La Compañía Nacional de Danza motivó a las internas de El Inca
Flavio Paredes. Redactor
Sobre el concreto de la cancha de baloncesto, del Centro de Rehabilitación de Mujeres de El Inca, se colocó un piso de linóleo. Ahí bailó la Compañía Nacional de Danza (CND) y, arriba, azul y amplio, se abría el cielo de verano.
El plano horizontal, en cambio, se delimitaba por lo muros y las rejas, por los signos del encierro. El jueves, alrededor de 60 internas, sentadas y recostadas, al cobijo de la sombra o al abrigo del sol, presenciaron las coreografías de la Compañía: ‘Canciones’, ‘Silencio’, ‘Ojos negros’ y ‘El agua y la memoria’.
Las melodías que acompañaban al movimiento de los cuerpos se fundían en el aire con chirridos de puertas metálicas, gritos y carcajadas que se escapaban de las celdas. Algunas mujeres continuaban con sus labores cotidianas, una interna golpeaba con fuerza una blusa sobre la piedra de lavar, otra se envolvía entre los vapores del caldo en cocción.
Aquellas que no se perdieron del espectáculo de danza miraban atentas, dejando que la imaginación fluyera acaso para expiar sus culpas, para encontrar en el desplazamiento de los bailarines, la libertad ausente. Un gesto o un roce sugerente despertaban esa libido encerrada y a la sonrisa seguía el sonrojo.
“Bonito, muy bonito”, repetía Inés, interna, y sus emociones brotaban, mientras intentaba imitar algún gesto, algún paso.
La maestra María Luisa González tomó el micrófono para, en la pausa entre coreografías, hablar y dialogar con el público, pedir comentarios y recibir agradecimientos.
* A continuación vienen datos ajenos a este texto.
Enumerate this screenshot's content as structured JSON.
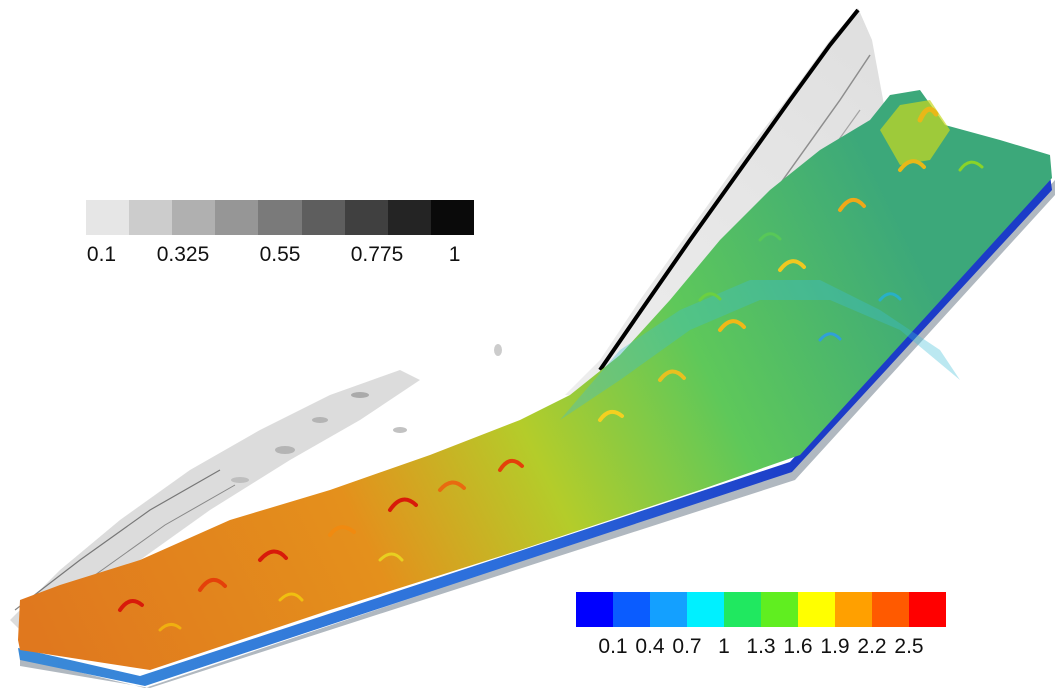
{
  "figure": {
    "gray_legend": {
      "labels": [
        "0.1",
        "0.325",
        "0.55",
        "0.775",
        "1"
      ],
      "colors": [
        "#e6e6e6",
        "#cccccc",
        "#b0b0b0",
        "#969696",
        "#7a7a7a",
        "#5e5e5e",
        "#404040",
        "#242424",
        "#0a0a0a"
      ]
    },
    "color_legend": {
      "labels": [
        "0.1",
        "0.4",
        "0.7",
        "1",
        "1.3",
        "1.6",
        "1.9",
        "2.2",
        "2.5"
      ],
      "colors": [
        "#0000ff",
        "#0a5cff",
        "#14a0ff",
        "#00f0ff",
        "#20e860",
        "#60ee20",
        "#ffff00",
        "#ffa000",
        "#ff5a00",
        "#ff0000"
      ]
    }
  }
}
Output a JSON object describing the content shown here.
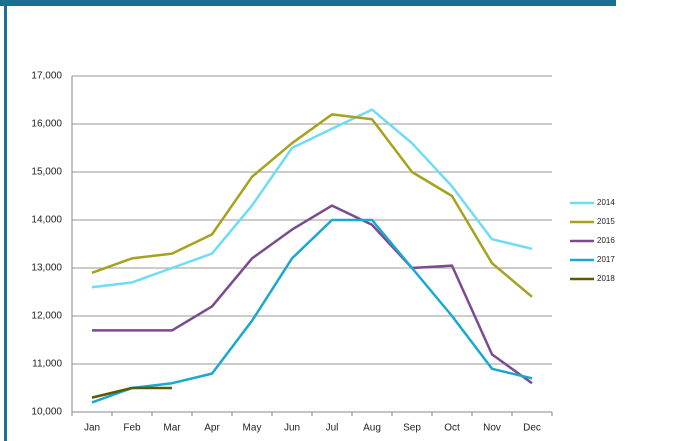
{
  "chart_data": {
    "type": "line",
    "categories": [
      "Jan",
      "Feb",
      "Mar",
      "Apr",
      "May",
      "Jun",
      "Jul",
      "Aug",
      "Sep",
      "Oct",
      "Nov",
      "Dec"
    ],
    "series": [
      {
        "name": "2014",
        "color": "#6fdcf5",
        "values": [
          12600,
          12700,
          13000,
          13300,
          14300,
          15500,
          15900,
          16300,
          15600,
          14700,
          13600,
          13400
        ]
      },
      {
        "name": "2015",
        "color": "#a6a21e",
        "values": [
          12900,
          13200,
          13300,
          13700,
          14900,
          15600,
          16200,
          16100,
          15000,
          14500,
          13100,
          12400
        ]
      },
      {
        "name": "2016",
        "color": "#7b4a8f",
        "values": [
          11700,
          11700,
          11700,
          12200,
          13200,
          13800,
          14300,
          13900,
          13000,
          13050,
          11200,
          10600
        ]
      },
      {
        "name": "2017",
        "color": "#1aa8d0",
        "values": [
          10200,
          10500,
          10600,
          10800,
          11900,
          13200,
          14000,
          14000,
          13000,
          12000,
          10900,
          10700
        ]
      },
      {
        "name": "2018",
        "color": "#5a5a00",
        "values": [
          10300,
          10500,
          10500,
          null,
          null,
          null,
          null,
          null,
          null,
          null,
          null,
          null
        ]
      }
    ],
    "ylim": [
      10000,
      17000
    ],
    "yticks": [
      {
        "value": 10000,
        "label": "10,000"
      },
      {
        "value": 11000,
        "label": "11,000"
      },
      {
        "value": 12000,
        "label": "12,000"
      },
      {
        "value": 13000,
        "label": "13,000"
      },
      {
        "value": 14000,
        "label": "14,000"
      },
      {
        "value": 15000,
        "label": "15,000"
      },
      {
        "value": 16000,
        "label": "16,000"
      },
      {
        "value": 17000,
        "label": "17,000"
      }
    ],
    "grid": true,
    "legend": "right"
  }
}
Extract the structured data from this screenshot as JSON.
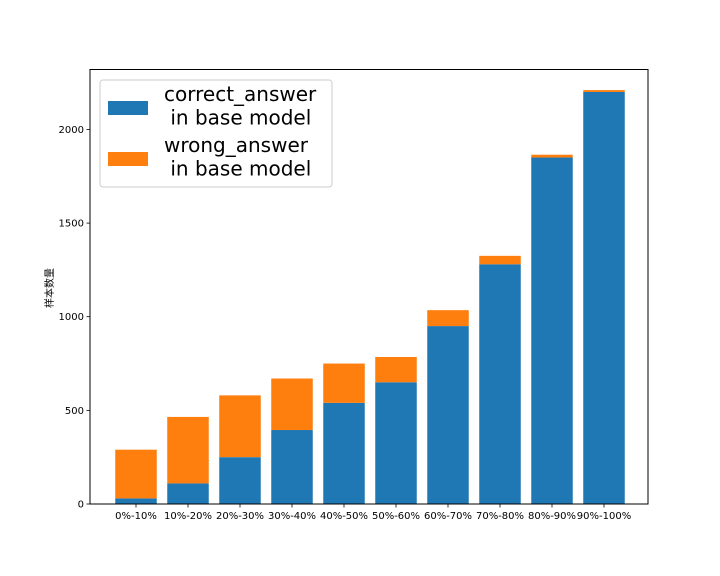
{
  "chart_data": {
    "type": "bar",
    "stacked": true,
    "categories": [
      "0%-10%",
      "10%-20%",
      "20%-30%",
      "30%-40%",
      "40%-50%",
      "50%-60%",
      "60%-70%",
      "70%-80%",
      "80%-90%",
      "90%-100%"
    ],
    "series": [
      {
        "name": "correct_answer\n in base model",
        "color": "#1f77b4",
        "values": [
          30,
          110,
          250,
          395,
          540,
          650,
          950,
          1280,
          1850,
          2200
        ]
      },
      {
        "name": "wrong_answer\n in  base model",
        "color": "#ff7f0e",
        "values": [
          260,
          355,
          330,
          275,
          210,
          135,
          85,
          45,
          15,
          10
        ]
      }
    ],
    "ylabel": "样本数量",
    "xlabel": "",
    "title": "",
    "ylim": [
      0,
      2320
    ],
    "yticks": [
      0,
      500,
      1000,
      1500,
      2000
    ],
    "grid": false,
    "legend_position": "top-left"
  }
}
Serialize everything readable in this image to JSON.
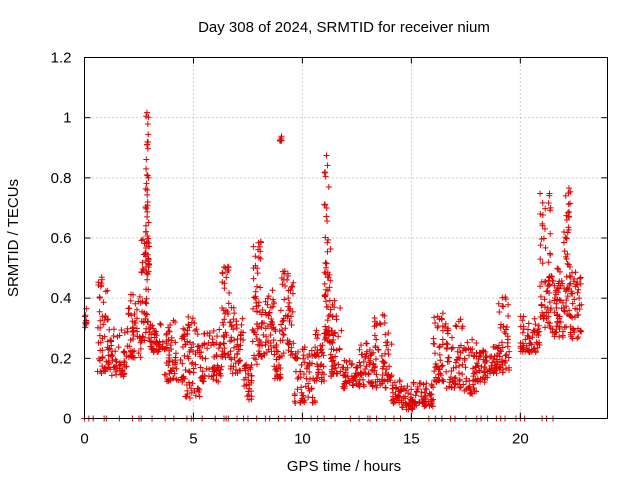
{
  "chart_data": {
    "type": "scatter",
    "title": "Day 308 of 2024, SRMTID for receiver nium",
    "xlabel": "GPS time / hours",
    "ylabel": "SRMTID / TECUs",
    "xlim": [
      0,
      24
    ],
    "ylim": [
      0,
      1.2
    ],
    "xticks": [
      0,
      5,
      10,
      15,
      20
    ],
    "yticks": [
      0,
      0.2,
      0.4,
      0.6,
      0.8,
      1,
      1.2
    ],
    "xtick_labels": [
      "0",
      "5",
      "10",
      "15",
      "20"
    ],
    "ytick_labels": [
      "0",
      "0.2",
      "0.4",
      "0.6",
      "0.8",
      "1",
      "1.2"
    ],
    "grid": true,
    "marker": "+",
    "color": "#e00000",
    "clusters": [
      {
        "x": [
          0.0,
          0.1
        ],
        "y": [
          0.3,
          0.37
        ]
      },
      {
        "x": [
          0.6,
          1.1
        ],
        "y": [
          0.15,
          0.48
        ]
      },
      {
        "x": [
          1.1,
          2.0
        ],
        "y": [
          0.14,
          0.3
        ]
      },
      {
        "x": [
          2.0,
          2.6
        ],
        "y": [
          0.2,
          0.42
        ]
      },
      {
        "x": [
          2.6,
          3.0
        ],
        "y": [
          0.25,
          0.64
        ]
      },
      {
        "x": [
          2.8,
          2.95
        ],
        "y": [
          0.5,
          1.02
        ]
      },
      {
        "x": [
          3.0,
          3.6
        ],
        "y": [
          0.22,
          0.33
        ]
      },
      {
        "x": [
          3.6,
          4.6
        ],
        "y": [
          0.12,
          0.33
        ]
      },
      {
        "x": [
          4.6,
          5.3
        ],
        "y": [
          0.06,
          0.34
        ]
      },
      {
        "x": [
          5.3,
          6.3
        ],
        "y": [
          0.12,
          0.3
        ]
      },
      {
        "x": [
          6.3,
          6.7
        ],
        "y": [
          0.2,
          0.52
        ]
      },
      {
        "x": [
          6.7,
          7.3
        ],
        "y": [
          0.15,
          0.37
        ]
      },
      {
        "x": [
          7.3,
          7.7
        ],
        "y": [
          0.06,
          0.18
        ]
      },
      {
        "x": [
          7.7,
          8.1
        ],
        "y": [
          0.18,
          0.59
        ]
      },
      {
        "x": [
          8.1,
          8.7
        ],
        "y": [
          0.2,
          0.43
        ]
      },
      {
        "x": [
          8.7,
          9.0
        ],
        "y": [
          0.13,
          0.3
        ]
      },
      {
        "x": [
          8.95,
          9.05
        ],
        "y": [
          0.92,
          0.94
        ]
      },
      {
        "x": [
          9.0,
          9.6
        ],
        "y": [
          0.2,
          0.49
        ]
      },
      {
        "x": [
          9.6,
          10.6
        ],
        "y": [
          0.05,
          0.24
        ]
      },
      {
        "x": [
          10.6,
          11.0
        ],
        "y": [
          0.12,
          0.3
        ]
      },
      {
        "x": [
          11.0,
          11.3
        ],
        "y": [
          0.25,
          0.88
        ]
      },
      {
        "x": [
          11.3,
          11.8
        ],
        "y": [
          0.14,
          0.41
        ]
      },
      {
        "x": [
          11.8,
          12.6
        ],
        "y": [
          0.1,
          0.2
        ]
      },
      {
        "x": [
          12.6,
          13.3
        ],
        "y": [
          0.1,
          0.25
        ]
      },
      {
        "x": [
          13.3,
          14.1
        ],
        "y": [
          0.1,
          0.36
        ]
      },
      {
        "x": [
          14.1,
          14.5
        ],
        "y": [
          0.05,
          0.14
        ]
      },
      {
        "x": [
          14.5,
          15.3
        ],
        "y": [
          0.03,
          0.12
        ]
      },
      {
        "x": [
          15.3,
          16.0
        ],
        "y": [
          0.04,
          0.12
        ]
      },
      {
        "x": [
          16.0,
          16.6
        ],
        "y": [
          0.12,
          0.35
        ]
      },
      {
        "x": [
          16.6,
          17.4
        ],
        "y": [
          0.1,
          0.33
        ]
      },
      {
        "x": [
          17.4,
          18.0
        ],
        "y": [
          0.08,
          0.27
        ]
      },
      {
        "x": [
          18.0,
          18.6
        ],
        "y": [
          0.12,
          0.23
        ]
      },
      {
        "x": [
          18.6,
          19.0
        ],
        "y": [
          0.15,
          0.25
        ]
      },
      {
        "x": [
          19.0,
          19.5
        ],
        "y": [
          0.15,
          0.42
        ]
      },
      {
        "x": [
          20.0,
          20.9
        ],
        "y": [
          0.22,
          0.34
        ]
      },
      {
        "x": [
          20.9,
          21.4
        ],
        "y": [
          0.3,
          0.76
        ]
      },
      {
        "x": [
          21.4,
          22.0
        ],
        "y": [
          0.27,
          0.55
        ]
      },
      {
        "x": [
          22.0,
          22.3
        ],
        "y": [
          0.3,
          0.77
        ]
      },
      {
        "x": [
          22.3,
          22.8
        ],
        "y": [
          0.26,
          0.49
        ]
      }
    ],
    "zero_x": [
      0.0,
      0.2,
      0.4,
      0.9,
      1.0,
      1.6,
      2.2,
      2.5,
      2.6,
      3.1,
      3.7,
      4.1,
      4.7,
      4.9,
      5.0,
      5.4,
      6.0,
      6.4,
      6.5,
      6.6,
      7.0,
      7.3,
      7.5,
      7.9,
      8.3,
      8.5,
      8.9,
      9.2,
      9.5,
      10.0,
      10.4,
      10.7,
      11.0,
      11.5,
      12.2,
      12.6,
      13.0,
      13.1,
      13.4,
      13.8,
      14.2,
      14.5,
      15.0,
      15.8,
      16.1,
      16.4,
      16.8,
      17.0,
      17.5,
      18.0,
      18.2,
      18.5,
      18.9,
      19.1,
      19.3,
      19.8,
      20.0,
      20.2,
      21.0,
      21.2,
      21.5
    ]
  }
}
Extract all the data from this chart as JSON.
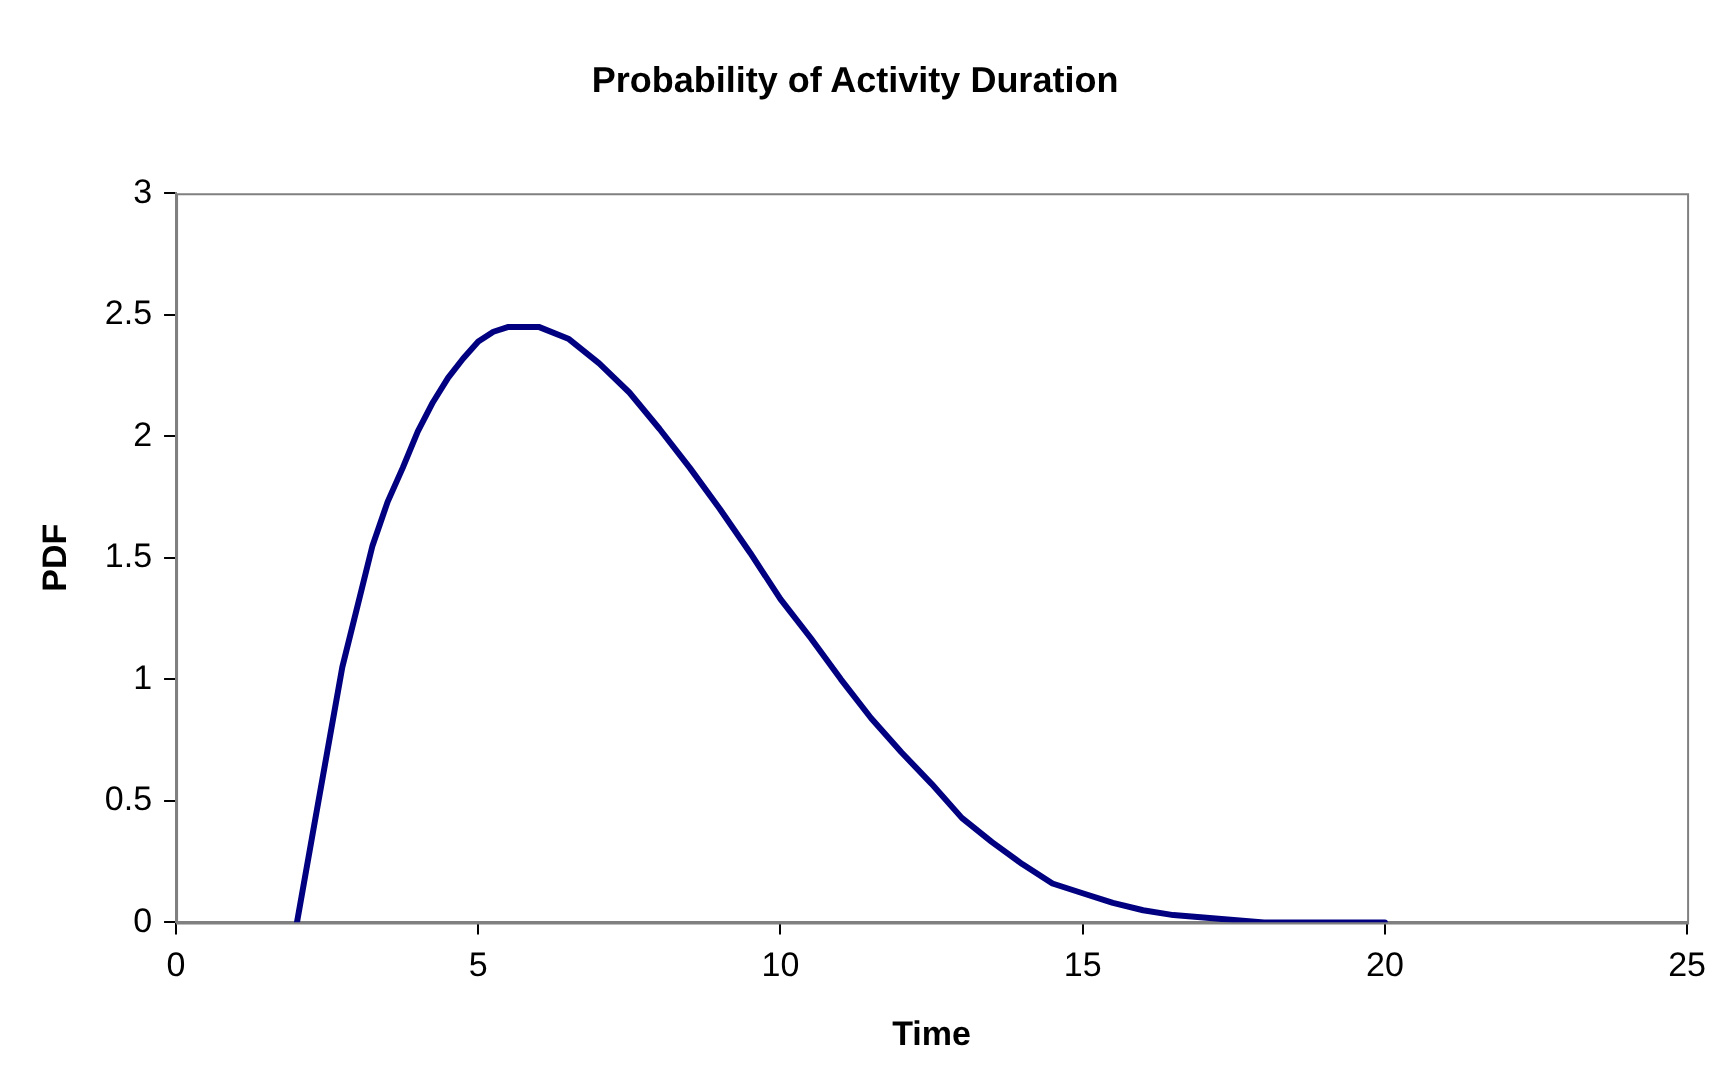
{
  "chart_data": {
    "type": "line",
    "title": "Probability of Activity Duration",
    "xlabel": "Time",
    "ylabel": "PDF",
    "series": [
      {
        "color": "#000080",
        "x": [
          2,
          2.25,
          2.5,
          2.75,
          3,
          3.25,
          3.5,
          3.75,
          4,
          4.25,
          4.5,
          4.75,
          5,
          5.25,
          5.5,
          6,
          6.5,
          7,
          7.5,
          8,
          8.5,
          9,
          9.5,
          10,
          10.5,
          11,
          11.5,
          12,
          12.5,
          13,
          13.5,
          14,
          14.5,
          15,
          15.5,
          16,
          16.5,
          17,
          17.5,
          18,
          19,
          20
        ],
        "values": [
          0,
          0.35,
          0.7,
          1.05,
          1.3,
          1.55,
          1.73,
          1.87,
          2.02,
          2.14,
          2.24,
          2.32,
          2.39,
          2.43,
          2.45,
          2.45,
          2.4,
          2.3,
          2.18,
          2.03,
          1.87,
          1.7,
          1.52,
          1.33,
          1.17,
          1,
          0.84,
          0.7,
          0.57,
          0.43,
          0.33,
          0.24,
          0.16,
          0.12,
          0.08,
          0.05,
          0.03,
          0.02,
          0.01,
          0,
          0,
          0
        ]
      }
    ],
    "xlim": [
      0,
      25
    ],
    "xticks": [
      0,
      5,
      10,
      15,
      20,
      25
    ],
    "ylim": [
      0,
      3
    ],
    "yticks": [
      0,
      0.5,
      1,
      1.5,
      2,
      2.5,
      3
    ],
    "grid": false,
    "legend": false,
    "marker": "none",
    "line_style": "solid"
  }
}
Una idea, un proyecto, quedó pendiente: las internas quieren bailar y formar su propio grupo de danza.
Tan solo bastaría ser testigo de esa paradoja: internas extranjeras y nacionales, morenas y pálidas, delgadas y robustas, todas bailando libres, dentro del encierro.
A la mirada severa de los guardias se antepuso la sonrisa fresca de Jorge Alcolea, el coreógrafo, sentado a un lado observaba todo, buscando talvez entre las celdas, el motivo de su próxima creación.
Terminada la presentación, no quedaba más que volver a caminar por entre los pabellones y sobre la baldosa quebrada; subir las escaleras y atravesar la puerta, recostarse y regresar a la quietud y al silencio, diario y condenatorio.